Human mitoribosome assembly and mitochondrial translation
Human mitochondrial ribosomes play a central role in cellular metabolism by synthesizing the thirteen hydrophobic polypeptides of the oxidative phosphorylation machinery. They consist of a large subunit (LSU) with 16S rRNA, tRNA-Val and n proteins and a small subunit (SSU) with 12S rRNA and m proteins. The assembly of these mitoribosomes is a highly regulated process that includes several auxiliary factors. The architecture and composition of human mitoribosomes differ from their bacterial counterparts, and their assembly involves a coordinated and step-wise incorporation of components from both the mitochondrial and nuclear genomes. Recent research has identified specific factors involved in the late stages of large subunit and small subunit maturation, revealing their roles through the elucidation of structures in natively purified complexes.
The process of ribosome assembly requires concerted action by a large array of molecular players including GTP-binding proteins (GTBPs), RNA helicases, RNA modifying enzymes such as methyl transferases and pseudouridine synthetases at different stages. Recently, there have been several structural studies elucidating the pathway of LSU assembly (10.1016/j.tcb.2021.09.004).
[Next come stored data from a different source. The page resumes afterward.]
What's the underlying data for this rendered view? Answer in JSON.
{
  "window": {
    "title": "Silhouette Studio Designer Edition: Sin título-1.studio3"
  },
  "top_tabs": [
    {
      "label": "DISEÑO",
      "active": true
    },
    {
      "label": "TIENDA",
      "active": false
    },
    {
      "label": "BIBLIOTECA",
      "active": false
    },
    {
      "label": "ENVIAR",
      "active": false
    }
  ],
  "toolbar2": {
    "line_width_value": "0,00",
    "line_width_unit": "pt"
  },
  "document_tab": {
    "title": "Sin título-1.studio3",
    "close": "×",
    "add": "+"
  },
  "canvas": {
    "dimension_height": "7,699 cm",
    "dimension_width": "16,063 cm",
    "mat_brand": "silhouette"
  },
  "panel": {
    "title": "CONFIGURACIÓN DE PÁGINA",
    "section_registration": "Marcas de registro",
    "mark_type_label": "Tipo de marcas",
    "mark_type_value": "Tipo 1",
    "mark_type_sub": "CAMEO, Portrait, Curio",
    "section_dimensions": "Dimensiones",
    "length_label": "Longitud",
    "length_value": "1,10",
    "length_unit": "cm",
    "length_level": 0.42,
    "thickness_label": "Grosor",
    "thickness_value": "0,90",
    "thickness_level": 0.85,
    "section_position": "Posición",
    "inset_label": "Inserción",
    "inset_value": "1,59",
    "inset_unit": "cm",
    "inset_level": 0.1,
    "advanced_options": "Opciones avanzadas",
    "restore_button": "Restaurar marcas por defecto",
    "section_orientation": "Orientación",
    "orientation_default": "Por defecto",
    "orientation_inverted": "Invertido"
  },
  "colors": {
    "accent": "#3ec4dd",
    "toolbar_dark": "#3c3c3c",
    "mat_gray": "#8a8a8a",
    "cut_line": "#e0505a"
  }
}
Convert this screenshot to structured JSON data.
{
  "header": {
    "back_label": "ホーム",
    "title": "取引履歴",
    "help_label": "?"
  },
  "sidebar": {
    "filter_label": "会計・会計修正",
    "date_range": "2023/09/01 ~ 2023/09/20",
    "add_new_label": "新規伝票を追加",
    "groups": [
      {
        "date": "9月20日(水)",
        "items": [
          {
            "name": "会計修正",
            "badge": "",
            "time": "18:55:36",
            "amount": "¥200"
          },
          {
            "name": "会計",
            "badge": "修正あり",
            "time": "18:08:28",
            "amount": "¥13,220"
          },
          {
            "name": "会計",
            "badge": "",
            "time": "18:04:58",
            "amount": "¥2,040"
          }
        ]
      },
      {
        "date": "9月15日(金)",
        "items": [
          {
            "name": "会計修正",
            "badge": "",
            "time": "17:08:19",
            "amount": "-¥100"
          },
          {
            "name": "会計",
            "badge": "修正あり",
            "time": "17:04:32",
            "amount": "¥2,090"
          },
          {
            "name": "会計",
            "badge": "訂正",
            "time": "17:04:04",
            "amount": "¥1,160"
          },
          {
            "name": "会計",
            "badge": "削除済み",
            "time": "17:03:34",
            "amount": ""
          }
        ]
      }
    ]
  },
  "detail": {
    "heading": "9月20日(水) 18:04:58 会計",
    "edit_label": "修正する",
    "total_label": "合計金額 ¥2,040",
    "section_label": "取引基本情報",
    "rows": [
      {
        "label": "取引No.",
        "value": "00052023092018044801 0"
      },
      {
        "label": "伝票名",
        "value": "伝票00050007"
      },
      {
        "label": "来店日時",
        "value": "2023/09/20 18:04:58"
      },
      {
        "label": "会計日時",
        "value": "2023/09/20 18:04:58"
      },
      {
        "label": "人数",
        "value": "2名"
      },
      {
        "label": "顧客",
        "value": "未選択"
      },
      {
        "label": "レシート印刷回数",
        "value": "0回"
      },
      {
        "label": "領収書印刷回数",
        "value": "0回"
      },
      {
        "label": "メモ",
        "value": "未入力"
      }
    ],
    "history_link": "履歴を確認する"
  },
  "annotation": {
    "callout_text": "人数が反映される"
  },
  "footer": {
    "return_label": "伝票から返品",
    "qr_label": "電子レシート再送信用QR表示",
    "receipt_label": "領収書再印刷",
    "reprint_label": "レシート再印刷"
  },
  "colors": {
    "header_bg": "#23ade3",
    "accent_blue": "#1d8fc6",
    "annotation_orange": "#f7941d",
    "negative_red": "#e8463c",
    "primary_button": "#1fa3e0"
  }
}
They together explain the structural basis of action of various auxilliary factors including methyl transferases such as MRM2 and MRM3 that methylate RNA residues around the peptidyl transferase center; GTPases such as GTPBP5, 6, 7 and 10 that together with NSUN4 and MTERF4 heterodimer perform scaffolding functions for the rRNA as it matures. For the SSU, there are only two structural studies reported that elucidate relatively late stages of assembly (10.1038/s41586-022-04795-x; 10.1038/s41586-022-05621-0). The structures reveal the role of GTPBPs, EraL1 and NoA1, methyl transferases: METTL15, METTL17 and TFB1M and RNA chaperones, MCAT and RbfA that assist in maturation of SSU faciliating incorporation.
Given the limited work done on SSU maturation pathway, especially the early stages of SSU assembly, there is a significant gap in our knowledge. We do not fully understand the mechanism of key rRNA modifications near the decoding center that are important for correct rRNA folding. Also, the mechanism of action of GTPases on SSU assembly is poorly understood as a bound guanosine nucleotide could not be observed in the reported structures. Literature suggests the role of other auxiliary factors such as guanosine exchange factors (GEFs) like RCC1L that interact with EraL1 and NoA1 to facilitate ribosome assembly. The structural basis of this is not known. To this end, we have prepared HEK cell lines over-expressing FLAG-tagged ribosome assembly GTPases, NoA1, EraL1 and the putative GEF, RCC1L and plan to carry out single particle cryo-EM analysis.